Univar, once known as Van Waters & Rogers, is engaged in similar lines of business. It boasts a roll of about 17,000 products and had sales in 2021 of $9.5 billion, making it the third-largest chemical distributor in the world, just behind Houston-based Tricon Energy.
Univar is more of a regional player than Brenntag, posting two-thirds of its sales in the US. A third of its sales come from specialty chemicals.
Univar itself wrapped up a large acquisition in 2019 with the $2 billion purchase of Nexeo Solutions, the former Ashland distribution business. It has also been emphasizing its technical services, hosting an online innovation day in June to highlight its R&D centers, formulation labs, and development kitchens around the world.

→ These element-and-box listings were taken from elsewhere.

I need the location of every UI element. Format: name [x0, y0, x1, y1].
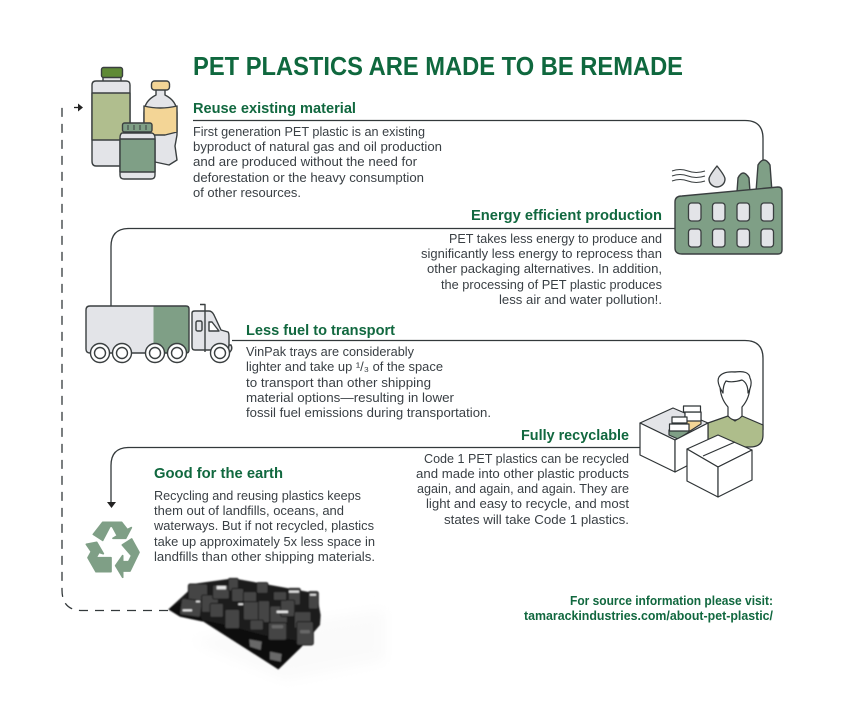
panel: reuse existing material: [193, 101, 442, 200]
source information: [524, 594, 773, 623]
heading: Less fuel to transport: [246, 323, 395, 339]
body text: take up approximately 5x less space in: [154, 534, 375, 549]
head: [720, 372, 750, 420]
body text: the processing of PET plastic produces: [441, 277, 662, 292]
panel: good for the earth: [153, 466, 375, 564]
building: [675, 187, 782, 254]
body text: significantly less energy to reprocess than: [421, 246, 662, 261]
flow connector: truck to person: [232, 340, 763, 430]
body text: to transport than other shipping: [246, 375, 431, 390]
icon: person with recycling boxes: [640, 372, 763, 497]
open box interior: [640, 408, 708, 440]
body text: [416, 451, 629, 527]
jar: [120, 123, 155, 179]
icon: truck: [86, 304, 232, 362]
source information: tamarackindustries.com/about-pet-plastic/: [524, 609, 773, 623]
body text: of other resources.: [193, 185, 301, 200]
icon: recycling symbol: [86, 522, 139, 577]
water bottle: [135, 81, 177, 165]
body text: and are produced without the need for: [193, 154, 418, 169]
body text: [153, 488, 375, 564]
icon: factory: [672, 160, 782, 254]
panel: fully recyclable: [416, 428, 629, 527]
hair: [718, 372, 751, 393]
body text: other packaging alternatives. In addition,: [427, 261, 662, 276]
dashed return loop arrow: [62, 104, 168, 610]
open box front: [640, 423, 675, 472]
photo: black plastic tray: [168, 578, 385, 680]
body text: landfills than other shipping materials.: [154, 549, 375, 564]
body text: [193, 124, 442, 200]
heading: Reuse existing material: [193, 101, 356, 117]
heading: Fully recyclable: [521, 428, 629, 444]
big bottle: [92, 68, 130, 166]
body text: VinPak trays are considerably: [246, 344, 414, 359]
panel: less fuel to transport: [246, 323, 491, 420]
panel: energy efficient production: [421, 208, 662, 307]
shirt: [708, 416, 763, 447]
closed box: [687, 435, 752, 467]
wheels: [90, 344, 230, 362]
body text: [246, 344, 491, 420]
chimneys: [737, 173, 750, 192]
title: PET PLASTICS ARE MADE TO BE REMADE: [193, 53, 683, 81]
body text: less air and water pollution!.: [499, 292, 662, 307]
body text: Code 1 PET plastics can be recycled: [424, 451, 629, 466]
body text: and made into other plastic products: [416, 466, 629, 481]
body text: PET takes less energy to produce and: [449, 231, 662, 246]
body text: again, and again, and again. They are: [417, 481, 629, 496]
flow connector: factory to truck: [111, 228, 676, 306]
body text: [421, 231, 662, 307]
heading: Good for the earth: [154, 466, 283, 482]
flow connector: recycling to earth: [111, 448, 640, 502]
body text: fossil fuel emissions during transportation.: [246, 405, 491, 420]
body text: byproduct of natural gas and oil production: [193, 139, 442, 154]
cab: [192, 311, 229, 350]
body text: Recycling and reusing plastics keeps: [154, 488, 361, 503]
body text: material options—resulting in lower: [246, 390, 455, 405]
heading: Energy efficient production: [471, 208, 662, 224]
icon: bottles: [92, 68, 177, 179]
trailer: [86, 306, 189, 353]
body text: waterways. But if not recycled, plastics: [153, 518, 374, 533]
arrowhead: into recycling icon: [107, 502, 116, 508]
body text: states will take Code 1 plastics.: [444, 512, 629, 527]
body text: lighter and take up ¹/₃ of the space: [246, 359, 443, 374]
source information: For source information please visit:: [570, 594, 773, 608]
body text: deforestation or the heavy consumption: [193, 170, 424, 185]
windows: [688, 203, 774, 247]
body text: light and easy to recycle, and most: [426, 496, 629, 511]
jars in box: [669, 406, 701, 439]
water drop: [709, 166, 725, 187]
body text: them out of landfills, oceans, and: [154, 503, 344, 518]
flow connector: reuse to factory: [193, 120, 763, 160]
body text: First generation PET plastic is an existing: [193, 124, 425, 139]
air waves: [672, 170, 705, 182]
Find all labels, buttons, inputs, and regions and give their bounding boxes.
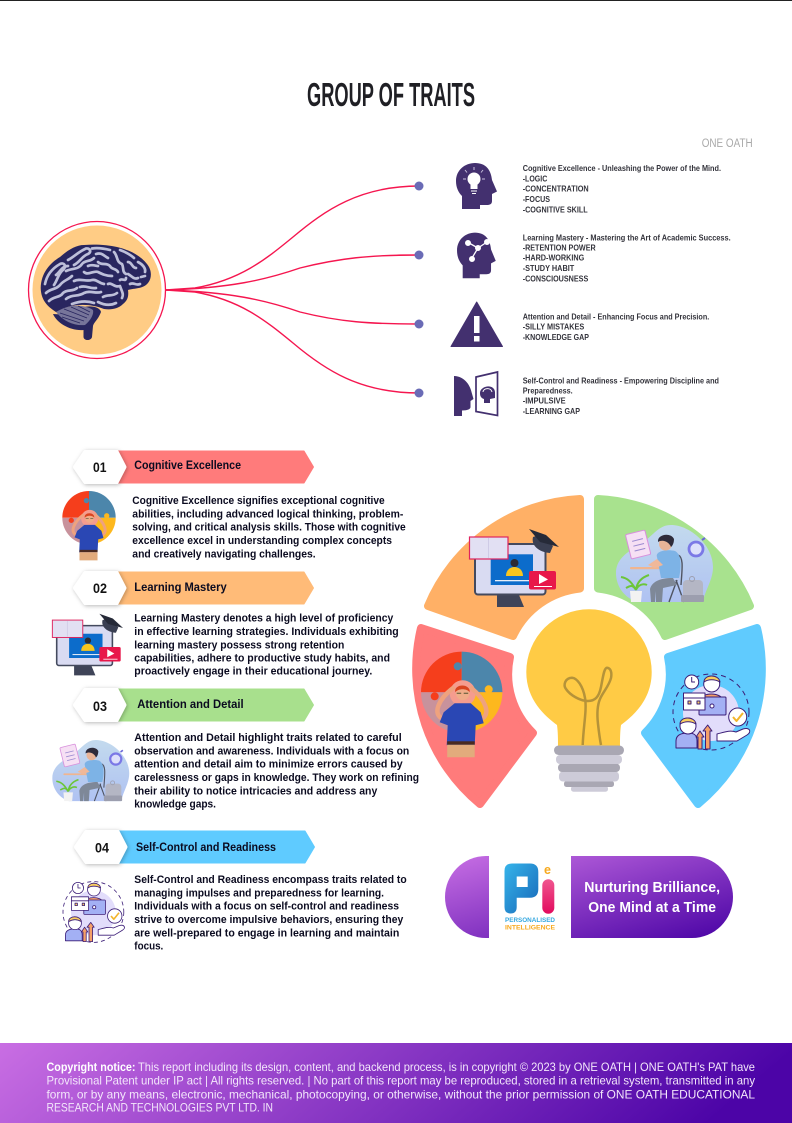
petal: self-control and readiness xyxy=(645,628,762,804)
paragraph: learning mastery xyxy=(134,613,399,678)
paragraph: attention and detail: attention and detail aim to minimize errors caused by xyxy=(134,759,404,771)
banner 03: attention and detail xyxy=(74,689,314,721)
paragraph: self-control and readiness: Self-Control and Readiness encompass traits related to xyxy=(134,874,407,886)
banner 04: self-control and readiness: Self-Control and Readiness xyxy=(136,842,276,854)
paragraph: learning mastery: proactively engage in their educational journey. xyxy=(134,666,372,678)
paragraph: cognitive excellence xyxy=(132,495,406,560)
paragraph: attention and detail: observation and awareness. Individuals with a focus on xyxy=(134,745,410,757)
trait list: self-control and readiness: Preparedness. xyxy=(523,387,573,396)
paragraph: self-control and readiness: Individuals with a focus on self-control and readiness xyxy=(134,901,399,913)
paragraph: cognitive excellence: and creatively navigating challenges. xyxy=(132,548,316,560)
copyright notice: This report including its design, content, and backend process, is in copyright © 2023 by ONE OATH | ONE OATH's PAT have xyxy=(138,1061,755,1074)
banner 01: cognitive excellence: Cognitive Excellence xyxy=(134,460,241,472)
trait list: cognitive excellence: -COGNITIVE SKILL xyxy=(523,205,588,214)
trait list: cognitive excellence: Cognitive Excellence - Unleashing the Power of the Mind. xyxy=(523,164,721,173)
trait list: attention and detail: -SILLY MISTAKES xyxy=(523,323,585,332)
paragraph: cognitive excellence: abilities, including advanced logical thinking, problem- xyxy=(132,508,404,520)
paragraph: cognitive excellence: solving, and critical analysis skills. Those with cognitive xyxy=(132,522,406,534)
logo: personalised intelligence xyxy=(504,863,555,932)
paragraph: learning mastery: learning mastery possess strong retention xyxy=(134,639,345,651)
trait list: attention and detail: Attention and Detail - Enhancing Focus and Precision. xyxy=(523,312,709,321)
logo: personalised intelligence: e xyxy=(544,863,551,877)
trait list: learning mastery: -HARD-WORKING xyxy=(523,254,584,263)
banner 02: learning mastery: 02 xyxy=(93,581,107,596)
petal: attention and detail xyxy=(598,499,750,636)
logo: personalised intelligence: PERSONALISED xyxy=(505,917,555,924)
monitor illustration: large xyxy=(470,529,559,607)
trait list: cognitive excellence: -LOGIC xyxy=(523,174,547,183)
paragraph: learning mastery: Learning Mastery denotes a high level of proficiency xyxy=(134,613,394,625)
icon: head facing mirror xyxy=(454,372,498,416)
paragraph: learning mastery: capabilities, adhere to productive study habits, and xyxy=(134,652,390,664)
paragraph: attention and detail: knowledge gaps. xyxy=(134,799,216,811)
paragraph: attention and detail: their ability to notice intricacies and address any xyxy=(134,785,378,797)
paragraph: self-control and readiness: focus. xyxy=(134,941,163,953)
paragraph: attention and detail: carelessness or gaps in knowledge. They work on refining xyxy=(134,772,419,784)
trait list: cognitive excellence: -CONCENTRATION xyxy=(523,185,589,194)
people illustration: large xyxy=(673,674,750,750)
icon: brain xyxy=(41,245,151,340)
copyright notice: Provisional Patent under IP act | All rights reserved. | No part of this report may be reproduced, stored in a retrieval system, transmitted in any xyxy=(46,1075,755,1088)
icon: head with lightbulb xyxy=(456,163,497,209)
paragraph: self-control and readiness: managing impulses and preparedness for learning. xyxy=(134,887,384,899)
tagline banner: Nurturing Brilliance, xyxy=(584,880,720,896)
paragraph: learning mastery: in effective learning strategies. Individuals exhibiting xyxy=(134,626,399,638)
copyright notice: form, or by any means, electronic, mechanical, photocopying, or otherwise, without the prior permission of ONE OATH EDUCATIONAL xyxy=(46,1088,756,1101)
trait list: learning mastery: -STUDY HABIT xyxy=(523,264,574,273)
puzzle illustration: small xyxy=(62,491,116,560)
petal: cognitive excellence xyxy=(416,628,533,804)
banner 01: cognitive excellence xyxy=(74,451,314,483)
icon: warning triangle xyxy=(451,302,502,346)
monitor illustration: small xyxy=(52,614,123,675)
trait list: self-control and readiness xyxy=(523,376,719,416)
connector curves xyxy=(166,182,424,398)
tagline banner xyxy=(445,850,733,942)
central light bulb xyxy=(526,609,652,792)
copyright notice xyxy=(46,1061,756,1115)
banner 03: attention and detail: 03 xyxy=(93,699,107,714)
paragraph: attention and detail: Attention and Detail highlight traits related to careful xyxy=(134,732,402,744)
brand label: ONE OATH xyxy=(702,138,753,150)
student illustration: large xyxy=(616,525,713,602)
banner 04: self-control and readiness: 04 xyxy=(95,840,109,856)
footer copyright band xyxy=(0,1043,792,1123)
trait list: learning mastery: Learning Mastery - Mastering the Art of Academic Success. xyxy=(523,233,731,242)
tagline banner: One Mind at a Time xyxy=(588,900,716,916)
trait list: cognitive excellence: -FOCUS xyxy=(523,195,551,204)
student illustration: small xyxy=(52,740,129,801)
trait list: attention and detail xyxy=(523,312,709,342)
trait list: self-control and readiness: -LEARNING GAP xyxy=(523,407,581,416)
puzzle illustration: large xyxy=(421,652,502,757)
trait list: learning mastery: -CONSCIOUSNESS xyxy=(523,274,589,283)
copyright notice: RESEARCH AND TECHNOLOGIES PVT LTD. IN xyxy=(46,1102,273,1115)
paragraph: self-control and readiness: strive to overcome impulsive behaviors, ensuring they xyxy=(134,914,404,926)
people illustration: small xyxy=(63,882,124,942)
logo: personalised intelligence: INTELLIGENCE xyxy=(505,924,555,932)
petal: learning mastery xyxy=(428,499,580,636)
trait list: self-control and readiness: -IMPULSIVE xyxy=(523,397,566,406)
banner 02: learning mastery: Learning Mastery xyxy=(134,582,227,594)
banner 01: cognitive excellence: 01 xyxy=(93,460,107,475)
brain hub xyxy=(28,222,166,358)
trait list: self-control and readiness: Self-Control and Readiness - Empowering Discipline and xyxy=(523,376,719,385)
paragraph: cognitive excellence: excellence excel in understanding complex concepts xyxy=(132,535,392,547)
banner 03: attention and detail: Attention and Detail xyxy=(137,699,244,711)
trait list: cognitive excellence xyxy=(523,164,721,214)
title: GROUP OF TRAITS xyxy=(307,76,475,113)
paragraph: self-control and readiness: are well-prepared to engage in learning and maintain xyxy=(134,927,400,939)
paragraph: self-control and readiness xyxy=(134,874,407,953)
copyright notice: Copyright notice: xyxy=(46,1061,136,1074)
trait list: learning mastery xyxy=(523,233,731,283)
trait list: learning mastery: -RETENTION POWER xyxy=(523,243,596,252)
banner 02: learning mastery xyxy=(74,572,314,604)
paragraph: cognitive excellence: Cognitive Excellence signifies exceptional cognitive xyxy=(132,495,385,507)
trait list: attention and detail: -KNOWLEDGE GAP xyxy=(523,333,590,342)
banner 04: self-control and readiness xyxy=(76,831,314,863)
paragraph: attention and detail xyxy=(134,732,419,811)
icon: head with network xyxy=(457,233,496,278)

In November, Brenntag said it planned to double its annual spending on mergers and acquisitions to around $500 million, noting a goal of consolidating the industry and improving its technical capabilities. A run at Univar, which has a market capitalization of about $5.5 billion, would be far more expensive than that.
Stock analysts at the investment firm Jefferies wrote to clients that a Brenntag-Univar deal would be “a sensible combination,” joining players that would command an 8% share of the global chemical distribution market. The new firm would have significant advantages over regional competitors and would “likely create a snowball effect for further industry consolidation,” they wrote.